Rory Stewart: That is a very interesting and important question. The answer of course is that when David
Maxwell Fyfe, of whom Conservatives should be proud, and Hartley Shawcross, of
whom the Opposition are equally proud, brought the convention together, the
objective was to spread it as widely as possible. Indeed, for more than 60
years the British Government have had as their policy an attempt to push it as
far as possible, which is why the European convention now extends a long way
beyond the boundaries of the European Union and takes in countries such as Russia.
That is because we believe that the ingredients of the European convention on
human rights are basic, inviolable and universal dignities. If anybody wishes
to sign up to the European convention, we absolutely encourage them to do so.
Any country that wishes to join, to sign up to the declarations and to be held
to the high and exacting standards contained in that document, should be
welcomed, but if the Court is to survive at all it
needs to narrow its focus drastically; that is where my hon. Friend the Member
for Dover is absolutely correct.

If the Court is to have any credibility or legitimacy in the long run, it cannot continue contributing to a situation
where the British public end up feeling that human rights are trivial, that
human rights are an excuse, that human rights are a charter for triviality,
that human rights have the same relationship to real rights as “Health and
Safety” does to real health and safety—in other words, that it is a factory for
lawyers and insurance claims. To return to its fundamental principles, the
Court needs to remember what it is there to do, and it is on that point that I
really will conclude.

The European convention on human rights is not something that we as a party should
set aside by suggesting that human rights do not exist. Human rights do exist,
and all of us are proud to live in a society where our rights have been
protected in different forms since Magna Carta. We did not use the words human
rights until the French began to popularise them in the late 18th century;
until then it was a specialist phrase that nobody in this country would have
used. Indeed, it was not until after the second world war that anyone in this
country started using the words human rights, but we have had the basic notion
of the rights of man for 800 years. It is that the human is dignified and
inviolable; certain things may not be done to that individual; anyone anywhere
who is treated in that fashion is wronged; their possession of that right is
not relative to the costs or benefits of upholding it in any particular case.

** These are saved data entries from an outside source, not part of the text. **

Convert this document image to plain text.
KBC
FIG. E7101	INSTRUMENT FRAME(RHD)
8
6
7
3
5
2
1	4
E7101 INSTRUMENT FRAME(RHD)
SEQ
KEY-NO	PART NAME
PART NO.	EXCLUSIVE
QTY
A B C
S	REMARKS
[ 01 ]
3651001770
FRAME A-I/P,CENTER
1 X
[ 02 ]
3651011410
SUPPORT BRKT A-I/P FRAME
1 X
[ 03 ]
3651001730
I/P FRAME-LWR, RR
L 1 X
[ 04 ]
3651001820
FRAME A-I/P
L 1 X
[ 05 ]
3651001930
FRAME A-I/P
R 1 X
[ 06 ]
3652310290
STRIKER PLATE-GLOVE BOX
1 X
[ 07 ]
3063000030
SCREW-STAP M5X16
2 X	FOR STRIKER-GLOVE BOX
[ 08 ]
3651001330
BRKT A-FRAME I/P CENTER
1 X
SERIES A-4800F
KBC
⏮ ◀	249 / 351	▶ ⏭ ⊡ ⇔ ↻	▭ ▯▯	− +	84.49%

The European convention, drafted by us, enshrines those notions of basic decency—of
equality of humanity and of inviolability. The problem with it is not the
sovereignty of Parliament. The problem is not that rights do not exist. The
problem is not that it is politically too complicated. The problem is that we
have allowed the Court to stray from its fundamental job. It was given a very
narrow task and a very narrow focus, which, broadly speaking, was to deal with
crimes against humanity. We should therefore join my hon. Friend the Member for
Dover in strongly demanding that the case load of the European Court is
radically reduced, that the principles of subsidiarity are radically increased
and that the Court ceases to get involved in situations that in principle,
ethics or law, it is not competent to handle.